While many system administrators are trained to learn how to mitigate historical threats and defend their systems accordingly, the problem is that the automated threat landscape attacks all threat vectors simultaneously.
Administrators must protect all network and data protection vectors but resellers also have a great opportunity to work with their customers to mitigate the risk to any threat vector that could be exposed.
Four trends
Attack surfaces will change As companies move from physical to virtual to public cloud to SaaS, their attack surfaces change accordingly.
An infrastructure upgrade may add multiple attack surfaces, all of which have to be secured. For example, companies that migrate from an on-site Microsoft Exchange Server to Office 365 have added a new attack surface across multiple threat vectors, including email and web application threat vectors.
Increased attacks related to mobile access and web applications Mobile internet is particularly vulnerable to phishing and social engineering attacks. Mobile devices are constantly moving between secure corporate networks and unsecure home or public Wi-Fi.
A continued rise in web application attacks and DDoS incidents The web application vector is the attack surface that is currently the least understood by most IT administrators and is generally the most exposed.
Many companies attempt to secure this threat vector with the wrong technology, like a network firewall, which can protect Layer 4 protocols and even do deep packet inspection.
However, truly protecting web application layer attacks generally requires terminating the HTTP or HTTPS protocols and often rewriting traffic to identify and mitigate threats.
Just as a network firewall is not designed to stop spam, it is also not designed to stop web application attacks.
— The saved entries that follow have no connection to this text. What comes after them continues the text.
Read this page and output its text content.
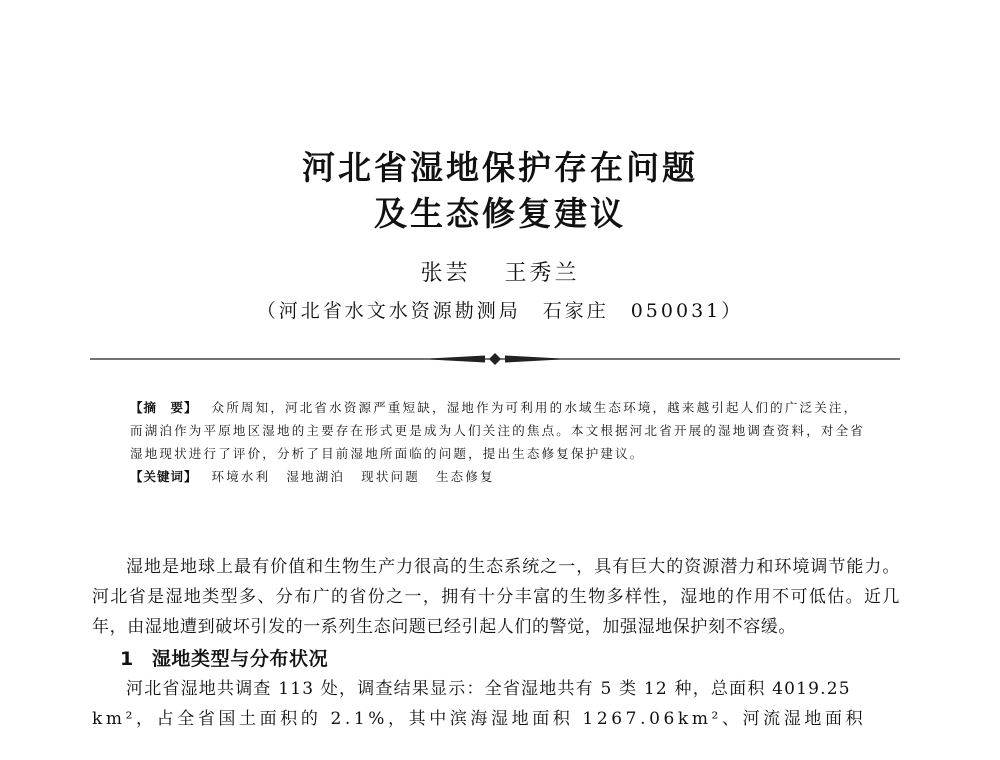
河北省湿地保护存在问题
及生态修复建议
张芸 王秀兰
（河北省水文水资源勘测局　石家庄　050031）
【摘　要】 众所周知，河北省水资源严重短缺，湿地作为可利用的水域生态环境，越来越引起人们的广泛关注，而湖泊作为平原地区湿地的主要存在形式更是成为人们关注的焦点。本文根据河北省开展的湿地调查资料，对全省湿地现状进行了评价，分析了目前湿地所面临的问题，提出生态修复保护建议。
【关键词】 环境水利 湿地湖泊 现状问题 生态修复

湿地是地球上最有价值和生物生产力很高的生态系统之一，具有巨大的资源潜力和环境调节能力。河北省是湿地类型多、分布广的省份之一，拥有十分丰富的生物多样性，湿地的作用不可低估。近几年，由湿地遭到破坏引发的一系列生态问题已经引起人们的警觉，加强湿地保护刻不容缓。

1 湿地类型与分布状况

河北省湿地共调查 113 处，调查结果显示：全省湿地共有 5 类 12 种，总面积 4019.25

km²，占全省国土面积的 2.1%，其中滨海湿地面积 1267.06km²、河流湿地面积
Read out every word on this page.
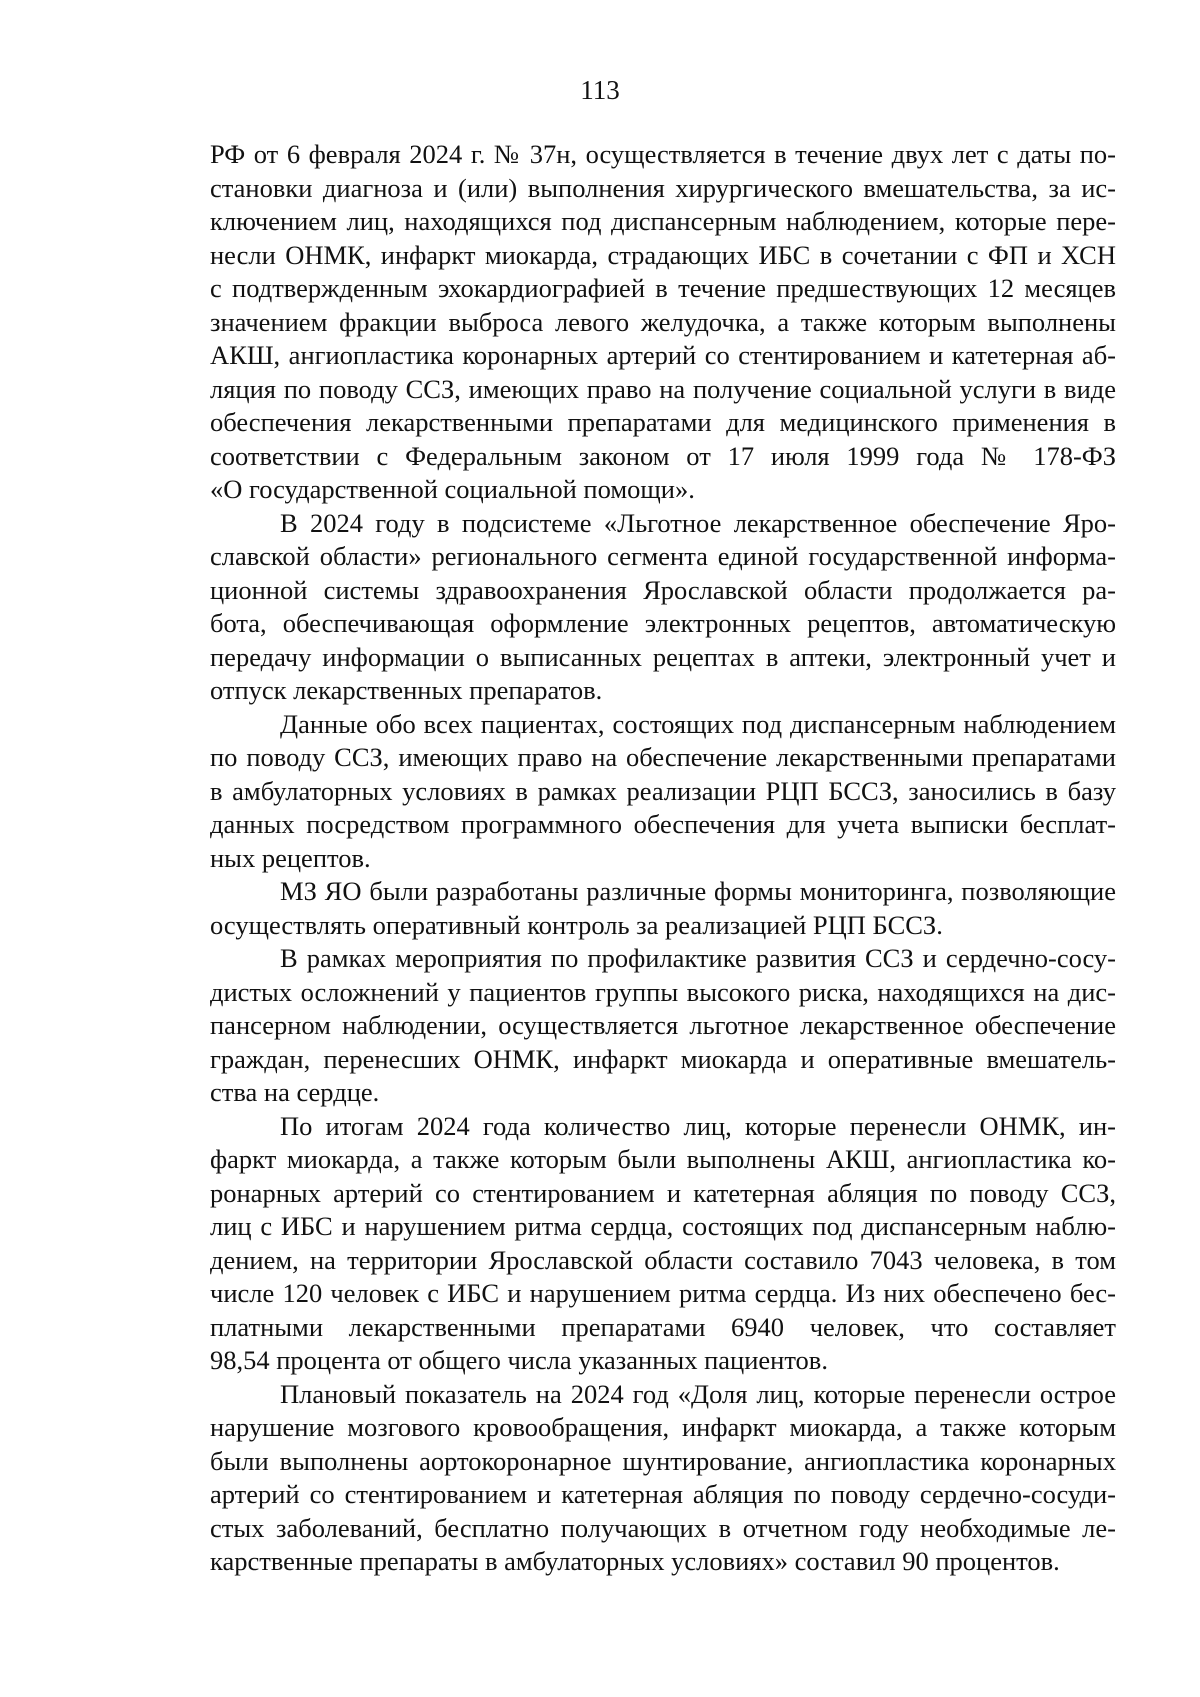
113
РФ от 6 февраля 2024 г. № 37н, осуществляется в течение двух лет с даты по-
становки диагноза и (или) выполнения хирургического вмешательства, за ис-
ключением лиц, находящихся под диспансерным наблюдением, которые пере-
несли ОНМК, инфаркт миокарда, страдающих ИБС в сочетании с ФП и ХСН
с подтвержденным эхокардиографией в течение предшествующих 12 месяцев
значением фракции выброса левого желудочка, а также которым выполнены
АКШ, ангиопластика коронарных артерий со стентированием и катетерная аб-
ляция по поводу ССЗ, имеющих право на получение социальной услуги в виде
обеспечения лекарственными препаратами для медицинского применения в
соответствии с Федеральным законом от 17 июля 1999 года № 178-ФЗ
«О государственной социальной помощи».
В 2024 году в подсистеме «Льготное лекарственное обеспечение Яро-
славской области» регионального сегмента единой государственной информа-
ционной системы здравоохранения Ярославской области продолжается ра-
бота, обеспечивающая оформление электронных рецептов, автоматическую
передачу информации о выписанных рецептах в аптеки, электронный учет и
отпуск лекарственных препаратов.
Данные обо всех пациентах, состоящих под диспансерным наблюдением
по поводу ССЗ, имеющих право на обеспечение лекарственными препаратами
в амбулаторных условиях в рамках реализации РЦП БССЗ, заносились в базу
данных посредством программного обеспечения для учета выписки бесплат-
ных рецептов.
МЗ ЯО были разработаны различные формы мониторинга, позволяющие
осуществлять оперативный контроль за реализацией РЦП БССЗ.
В рамках мероприятия по профилактике развития ССЗ и сердечно-сосу-
дистых осложнений у пациентов группы высокого риска, находящихся на дис-
пансерном наблюдении, осуществляется льготное лекарственное обеспечение
граждан, перенесших ОНМК, инфаркт миокарда и оперативные вмешатель-
ства на сердце.
По итогам 2024 года количество лиц, которые перенесли ОНМК, ин-
фаркт миокарда, а также которым были выполнены АКШ, ангиопластика ко-
ронарных артерий со стентированием и катетерная абляция по поводу ССЗ,
лиц с ИБС и нарушением ритма сердца, состоящих под диспансерным наблю-
дением, на территории Ярославской области составило 7043 человека, в том
числе 120 человек с ИБС и нарушением ритма сердца. Из них обеспечено бес-
платными лекарственными препаратами 6940 человек, что составляет
98,54 процента от общего числа указанных пациентов.
Плановый показатель на 2024 год «Доля лиц, которые перенесли острое
нарушение мозгового кровообращения, инфаркт миокарда, а также которым
были выполнены аортокоронарное шунтирование, ангиопластика коронарных
артерий со стентированием и катетерная абляция по поводу сердечно-сосуди-
стых заболеваний, бесплатно получающих в отчетном году необходимые ле-
карственные препараты в амбулаторных условиях» составил 90 процентов.
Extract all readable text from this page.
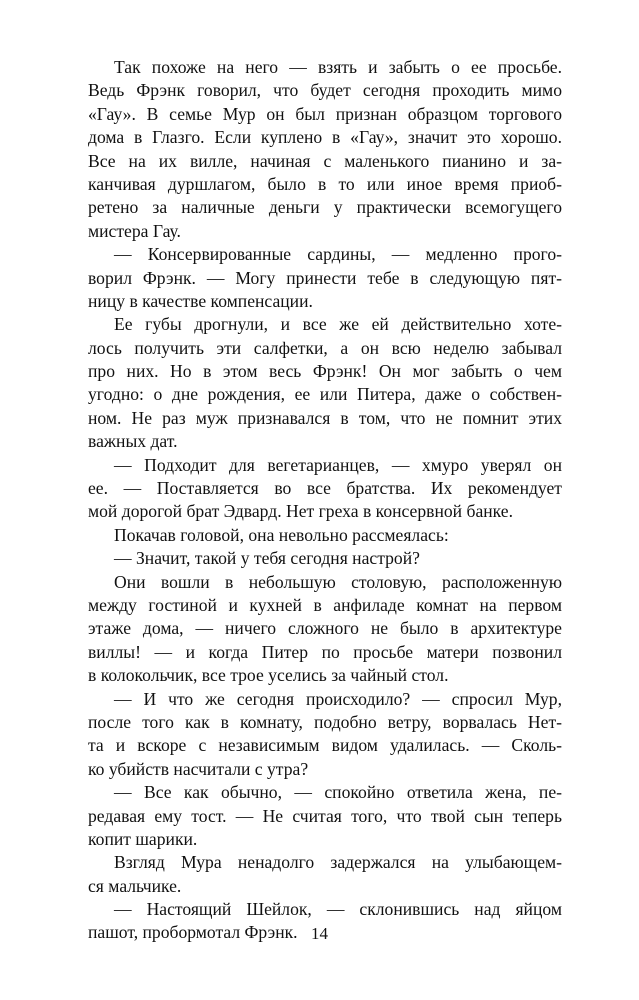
Так похоже на него — взять и забыть о ее просьбе.
Ведь Фрэнк говорил, что будет сегодня проходить мимо
«Гау». В семье Мур он был признан образцом торгового
дома в Глазго. Если куплено в «Гау», значит это хорошо.
Все на их вилле, начиная с маленького пианино и за-
канчивая дуршлагом, было в то или иное время приоб-
ретено за наличные деньги у практически всемогущего
мистера Гау.
— Консервированные сардины, — медленно прого-
ворил Фрэнк. — Могу принести тебе в следующую пят-
ницу в качестве компенсации.
Ее губы дрогнули, и все же ей действительно хоте-
лось получить эти салфетки, а он всю неделю забывал
про них. Но в этом весь Фрэнк! Он мог забыть о чем
угодно: о дне рождения, ее или Питера, даже о собствен-
ном. Не раз муж признавался в том, что не помнит этих
важных дат.
— Подходит для вегетарианцев, — хмуро уверял он
ее. — Поставляется во все братства. Их рекомендует
мой дорогой брат Эдвард. Нет греха в консервной банке.
Покачав головой, она невольно рассмеялась:
— Значит, такой у тебя сегодня настрой?
Они вошли в небольшую столовую, расположенную
между гостиной и кухней в анфиладе комнат на первом
этаже дома, — ничего сложного не было в архитектуре
виллы! — и когда Питер по просьбе матери позвонил
в колокольчик, все трое уселись за чайный стол.
— И что же сегодня происходило? — спросил Мур,
после того как в комнату, подобно ветру, ворвалась Нет-
та и вскоре с независимым видом удалилась. — Сколь-
ко убийств насчитали с утра?
— Все как обычно, — спокойно ответила жена, пе-
редавая ему тост. — Не считая того, что твой сын теперь
копит шарики.
Взгляд Мура ненадолго задержался на улыбающем-
ся мальчике.
— Настоящий Шейлок, — склонившись над яйцом
пашот, пробормотал Фрэнк. 14
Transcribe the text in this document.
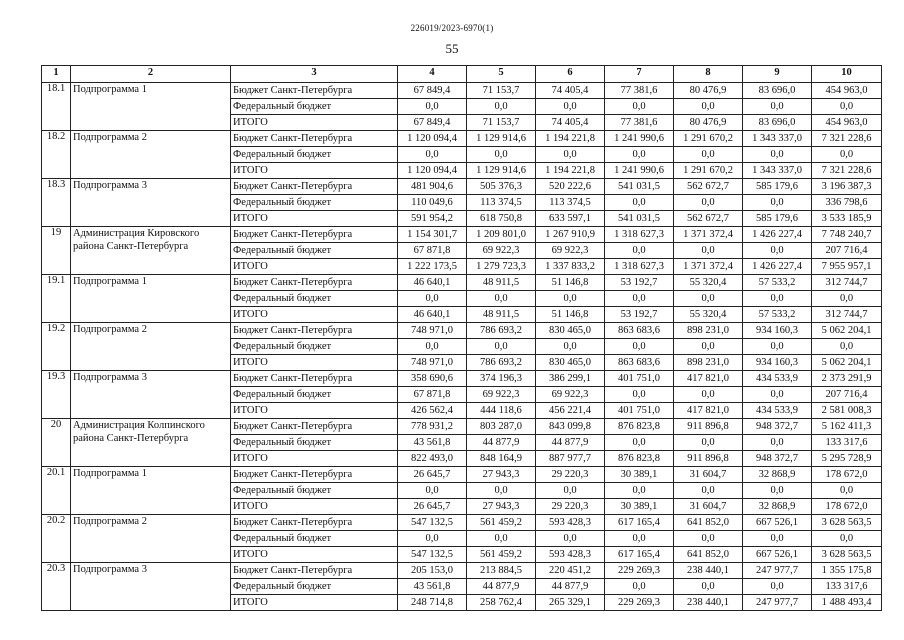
226019/2023-6970(1)
55
1	2	3	4	5	6	7	8	9	10
18.1	Подпрограмма 1	Бюджет Санкт-Петербурга	67 849,4	71 153,7	74 405,4	77 381,6	80 476,9	83 696,0	454 963,0
		Федеральный бюджет	0,0	0,0	0,0	0,0	0,0	0,0	0,0
		ИТОГО	67 849,4	71 153,7	74 405,4	77 381,6	80 476,9	83 696,0	454 963,0
18.2	Подпрограмма 2	Бюджет Санкт-Петербурга	1 120 094,4	1 129 914,6	1 194 221,8	1 241 990,6	1 291 670,2	1 343 337,0	7 321 228,6
		Федеральный бюджет	0,0	0,0	0,0	0,0	0,0	0,0	0,0
		ИТОГО	1 120 094,4	1 129 914,6	1 194 221,8	1 241 990,6	1 291 670,2	1 343 337,0	7 321 228,6
18.3	Подпрограмма 3	Бюджет Санкт-Петербурга	481 904,6	505 376,3	520 222,6	541 031,5	562 672,7	585 179,6	3 196 387,3
		Федеральный бюджет	110 049,6	113 374,5	113 374,5	0,0	0,0	0,0	336 798,6
		ИТОГО	591 954,2	618 750,8	633 597,1	541 031,5	562 672,7	585 179,6	3 533 185,9
19	Администрация Кировского района Санкт-Петербурга	Бюджет Санкт-Петербурга	1 154 301,7	1 209 801,0	1 267 910,9	1 318 627,3	1 371 372,4	1 426 227,4	7 748 240,7
		Федеральный бюджет	67 871,8	69 922,3	69 922,3	0,0	0,0	0,0	207 716,4
		ИТОГО	1 222 173,5	1 279 723,3	1 337 833,2	1 318 627,3	1 371 372,4	1 426 227,4	7 955 957,1
19.1	Подпрограмма 1	Бюджет Санкт-Петербурга	46 640,1	48 911,5	51 146,8	53 192,7	55 320,4	57 533,2	312 744,7
		Федеральный бюджет	0,0	0,0	0,0	0,0	0,0	0,0	0,0
		ИТОГО	46 640,1	48 911,5	51 146,8	53 192,7	55 320,4	57 533,2	312 744,7
19.2	Подпрограмма 2	Бюджет Санкт-Петербурга	748 971,0	786 693,2	830 465,0	863 683,6	898 231,0	934 160,3	5 062 204,1
		Федеральный бюджет	0,0	0,0	0,0	0,0	0,0	0,0	0,0
		ИТОГО	748 971,0	786 693,2	830 465,0	863 683,6	898 231,0	934 160,3	5 062 204,1
19.3	Подпрограмма 3	Бюджет Санкт-Петербурга	358 690,6	374 196,3	386 299,1	401 751,0	417 821,0	434 533,9	2 373 291,9
		Федеральный бюджет	67 871,8	69 922,3	69 922,3	0,0	0,0	0,0	207 716,4
		ИТОГО	426 562,4	444 118,6	456 221,4	401 751,0	417 821,0	434 533,9	2 581 008,3
20	Администрация Колпинского района Санкт-Петербурга	Бюджет Санкт-Петербурга	778 931,2	803 287,0	843 099,8	876 823,8	911 896,8	948 372,7	5 162 411,3
		Федеральный бюджет	43 561,8	44 877,9	44 877,9	0,0	0,0	0,0	133 317,6
		ИТОГО	822 493,0	848 164,9	887 977,7	876 823,8	911 896,8	948 372,7	5 295 728,9
20.1	Подпрограмма 1	Бюджет Санкт-Петербурга	26 645,7	27 943,3	29 220,3	30 389,1	31 604,7	32 868,9	178 672,0
		Федеральный бюджет	0,0	0,0	0,0	0,0	0,0	0,0	0,0
		ИТОГО	26 645,7	27 943,3	29 220,3	30 389,1	31 604,7	32 868,9	178 672,0
20.2	Подпрограмма 2	Бюджет Санкт-Петербурга	547 132,5	561 459,2	593 428,3	617 165,4	641 852,0	667 526,1	3 628 563,5
		Федеральный бюджет	0,0	0,0	0,0	0,0	0,0	0,0	0,0
		ИТОГО	547 132,5	561 459,2	593 428,3	617 165,4	641 852,0	667 526,1	3 628 563,5
20.3	Подпрограмма 3	Бюджет Санкт-Петербурга	205 153,0	213 884,5	220 451,2	229 269,3	238 440,1	247 977,7	1 355 175,8
		Федеральный бюджет	43 561,8	44 877,9	44 877,9	0,0	0,0	0,0	133 317,6
		ИТОГО	248 714,8	258 762,4	265 329,1	229 269,3	238 440,1	247 977,7	1 488 493,4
This type of misunderstanding leaves the threat vector exposed to attack, and gives the administrator a false sense of security.
Any increases in IT security budgets will be insufficient for 'business as usual' Administrators will continue to be required to do more work with fewer resources, and attempts to either 'go without' protections along key threat vectors or to manage a patchwork of disparate security systems will leave their organisations at risk.